To elect thirteen director nominees to serve on the Board for a one-year term.
To ratify the appointment of Deloitte & Touche LLP as Best Buy’s independent registered public accounting firm for the fiscal year ending January 30, 2027.
A non-binding advisory vote to approve the compensation of Best Buy's named executive officers for fiscal 2026 as disclosed in the proxy statement.

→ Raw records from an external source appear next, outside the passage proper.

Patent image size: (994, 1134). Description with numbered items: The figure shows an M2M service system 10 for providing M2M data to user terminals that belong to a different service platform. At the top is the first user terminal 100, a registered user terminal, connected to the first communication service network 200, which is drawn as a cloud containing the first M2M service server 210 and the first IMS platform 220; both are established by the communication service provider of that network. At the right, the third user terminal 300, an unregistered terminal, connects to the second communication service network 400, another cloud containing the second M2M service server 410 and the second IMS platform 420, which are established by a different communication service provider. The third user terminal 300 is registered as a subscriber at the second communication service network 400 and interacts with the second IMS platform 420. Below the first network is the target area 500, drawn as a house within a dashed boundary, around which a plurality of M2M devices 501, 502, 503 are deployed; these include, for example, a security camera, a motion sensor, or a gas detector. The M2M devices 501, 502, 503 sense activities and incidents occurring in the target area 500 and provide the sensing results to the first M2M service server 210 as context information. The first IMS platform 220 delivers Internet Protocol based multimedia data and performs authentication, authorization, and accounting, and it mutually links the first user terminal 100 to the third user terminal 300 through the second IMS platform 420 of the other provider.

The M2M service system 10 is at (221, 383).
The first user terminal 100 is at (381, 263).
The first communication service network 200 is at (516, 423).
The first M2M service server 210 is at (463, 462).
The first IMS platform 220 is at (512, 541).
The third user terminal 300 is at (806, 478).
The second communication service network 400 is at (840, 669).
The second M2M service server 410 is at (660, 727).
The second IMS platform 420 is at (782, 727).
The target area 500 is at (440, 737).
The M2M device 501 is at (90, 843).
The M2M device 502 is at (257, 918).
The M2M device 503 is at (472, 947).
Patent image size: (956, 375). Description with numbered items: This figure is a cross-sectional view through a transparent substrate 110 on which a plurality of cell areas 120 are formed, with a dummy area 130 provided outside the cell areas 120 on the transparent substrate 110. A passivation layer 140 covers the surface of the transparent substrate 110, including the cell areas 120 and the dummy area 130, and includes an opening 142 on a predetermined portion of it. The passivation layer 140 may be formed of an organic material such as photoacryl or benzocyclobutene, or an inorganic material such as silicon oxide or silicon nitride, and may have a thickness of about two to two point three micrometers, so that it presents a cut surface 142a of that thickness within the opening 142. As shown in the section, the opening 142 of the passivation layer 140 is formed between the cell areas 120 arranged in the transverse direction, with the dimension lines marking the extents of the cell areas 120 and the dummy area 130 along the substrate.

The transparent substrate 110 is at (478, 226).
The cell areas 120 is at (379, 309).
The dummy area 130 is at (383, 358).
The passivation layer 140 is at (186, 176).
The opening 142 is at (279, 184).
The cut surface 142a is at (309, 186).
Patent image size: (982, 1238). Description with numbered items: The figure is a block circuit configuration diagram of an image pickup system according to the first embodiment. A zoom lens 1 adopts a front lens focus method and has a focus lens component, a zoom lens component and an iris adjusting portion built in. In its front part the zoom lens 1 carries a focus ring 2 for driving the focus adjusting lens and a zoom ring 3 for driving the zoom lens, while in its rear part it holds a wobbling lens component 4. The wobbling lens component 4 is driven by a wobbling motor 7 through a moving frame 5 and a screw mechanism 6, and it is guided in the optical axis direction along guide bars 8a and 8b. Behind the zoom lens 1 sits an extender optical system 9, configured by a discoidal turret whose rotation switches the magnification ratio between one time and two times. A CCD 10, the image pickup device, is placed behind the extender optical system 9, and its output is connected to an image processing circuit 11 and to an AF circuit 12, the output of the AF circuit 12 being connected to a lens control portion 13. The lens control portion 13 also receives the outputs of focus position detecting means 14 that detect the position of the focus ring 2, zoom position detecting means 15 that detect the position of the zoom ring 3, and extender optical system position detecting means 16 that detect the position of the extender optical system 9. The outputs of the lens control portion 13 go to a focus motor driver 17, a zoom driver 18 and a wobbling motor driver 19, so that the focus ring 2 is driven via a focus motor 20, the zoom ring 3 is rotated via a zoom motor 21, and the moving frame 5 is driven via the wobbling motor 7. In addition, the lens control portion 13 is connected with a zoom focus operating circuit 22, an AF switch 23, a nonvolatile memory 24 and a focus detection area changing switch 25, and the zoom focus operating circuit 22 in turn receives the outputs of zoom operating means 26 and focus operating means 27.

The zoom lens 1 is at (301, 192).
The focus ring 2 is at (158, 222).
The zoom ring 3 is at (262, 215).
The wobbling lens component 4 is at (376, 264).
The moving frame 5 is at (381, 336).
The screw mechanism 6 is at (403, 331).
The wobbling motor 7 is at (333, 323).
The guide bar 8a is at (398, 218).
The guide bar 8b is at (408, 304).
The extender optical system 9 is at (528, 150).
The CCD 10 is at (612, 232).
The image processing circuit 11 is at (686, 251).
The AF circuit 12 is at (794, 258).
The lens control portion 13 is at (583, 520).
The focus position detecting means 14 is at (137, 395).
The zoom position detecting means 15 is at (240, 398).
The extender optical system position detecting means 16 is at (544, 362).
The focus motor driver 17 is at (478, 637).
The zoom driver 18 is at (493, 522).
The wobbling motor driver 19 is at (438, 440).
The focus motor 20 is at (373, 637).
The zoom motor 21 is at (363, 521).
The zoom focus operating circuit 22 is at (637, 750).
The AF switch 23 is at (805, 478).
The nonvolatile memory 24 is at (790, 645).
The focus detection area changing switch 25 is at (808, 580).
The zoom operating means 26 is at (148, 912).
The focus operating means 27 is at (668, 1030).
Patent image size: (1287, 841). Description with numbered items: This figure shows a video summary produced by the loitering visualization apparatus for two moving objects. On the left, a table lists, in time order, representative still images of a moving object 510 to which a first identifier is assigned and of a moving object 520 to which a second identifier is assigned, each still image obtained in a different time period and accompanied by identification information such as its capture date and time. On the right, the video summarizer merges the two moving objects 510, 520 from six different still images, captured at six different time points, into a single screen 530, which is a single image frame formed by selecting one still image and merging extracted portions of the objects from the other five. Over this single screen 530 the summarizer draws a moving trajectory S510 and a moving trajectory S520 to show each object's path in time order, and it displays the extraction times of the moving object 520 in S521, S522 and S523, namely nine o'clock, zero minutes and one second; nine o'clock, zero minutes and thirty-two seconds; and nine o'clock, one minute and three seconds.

This advisory 'Say on Pay' proposal asks shareholders to approve the Company’s disclosed fiscal 2026 named executive officer compensation. Management seeks an advisory endorsement to validate its pay-for-performance framework, which the Compensation Committee designed to align executive incentives with enterprise financial goals (operating income and revenue), strategic priorities, and long-term shareholder value via a mix of cash STI and equity LTI awards. The Compensation Committee relies on independent consultants, peer group benchmarking, and direct shareholder engagement to set target pay and metrics. The company highlights that roughly 93% of the CEO’s target pay and about 80% of other NEOs’ target pay are performance-based, with short-term incentives tied to operating income, revenue and a 10% Shared Success qualitative component, and long-term incentives split between performance shares (TSR and operating income growth) and time-based restricted shares. Management emphasizes historical high shareholder support for its program (average Say-on-Pay >90%) and argues the structure mitigates undue risk through caps, clawbacks, and diversified metrics. The Board recommends a FOR vote, noting the Compensation Committee’s review of FY2026 outcomes and shareholder feedback. In context, the proposal is routine but politically salient given broader investor scrutiny of ESG-linked pay and the Company’s recent strategic investments; however, the advisory vote is non-binding and intended as feedback to the Compensation Committee for future design adjustments. A FOR vote would signal continuing shareholder acceptance of Best Buy’s executive pay approach; a AGAINST vote would indicate investor concern and likely intensify engagement and potential program changes.
Shareholders request the Board commission and publish a report evaluating risks to shareholder value, corporate reputation, and legal compliance from incorporating ESG and DEI metrics into executive compensation plans.
The proposal requests that Best Buy prepare a public report assessing risks from incorporating ESG and DEI metrics into executive compensation, arguing such metrics can create a 'dual mandate' that distracts from financial performance and can raise legal, reputational, and compliance risks; the proponent (Bowyer Research on behalf of The Heritage Foundation) demands transparency on how these non-financial metrics affect shareholder value and legal exposure. Management counters that the Company’s compensation program remains heavily weighted to objective financial measures (90% in FY25–26 tied to revenue and operating income) and that a modest 10% "Shared Success" component is designed to align employees to strategic priorities important to long-term shareholder value; the Compensation & Human Resources Committee, aided by independent advisors, reviews and sets these metrics. Company-specific context includes Best Buy’s stated use of sustainability-related metrics (e.g., progress toward carbon neutrality and circular economy initiatives), its historical high Say-on-Pay support, and active shareholder engagement; the Board argues an additional report would impose unnecessary cost and provide limited incremental benefit. The Board opposes the proposal, emphasizing existing governance processes, committee oversight, and the strategic rationale for the Shared Success component, while the proponent frames ESG/DEI pay elements as legally and reputationally risky and insufficiently tied to NPV/ROI. If adopted, the proposal would require the Company to disclose analysis on the business and legal risks of these metrics, potentially increasing transparency but also provoking further debate about the proper role of ESG/DEI in pay structures. For investors evaluating governance, the matter raises trade-offs between broader stakeholder-aligned metrics and a narrow focus on short-term financial targets, with potential implications for talent, reputation, and long-term value creation.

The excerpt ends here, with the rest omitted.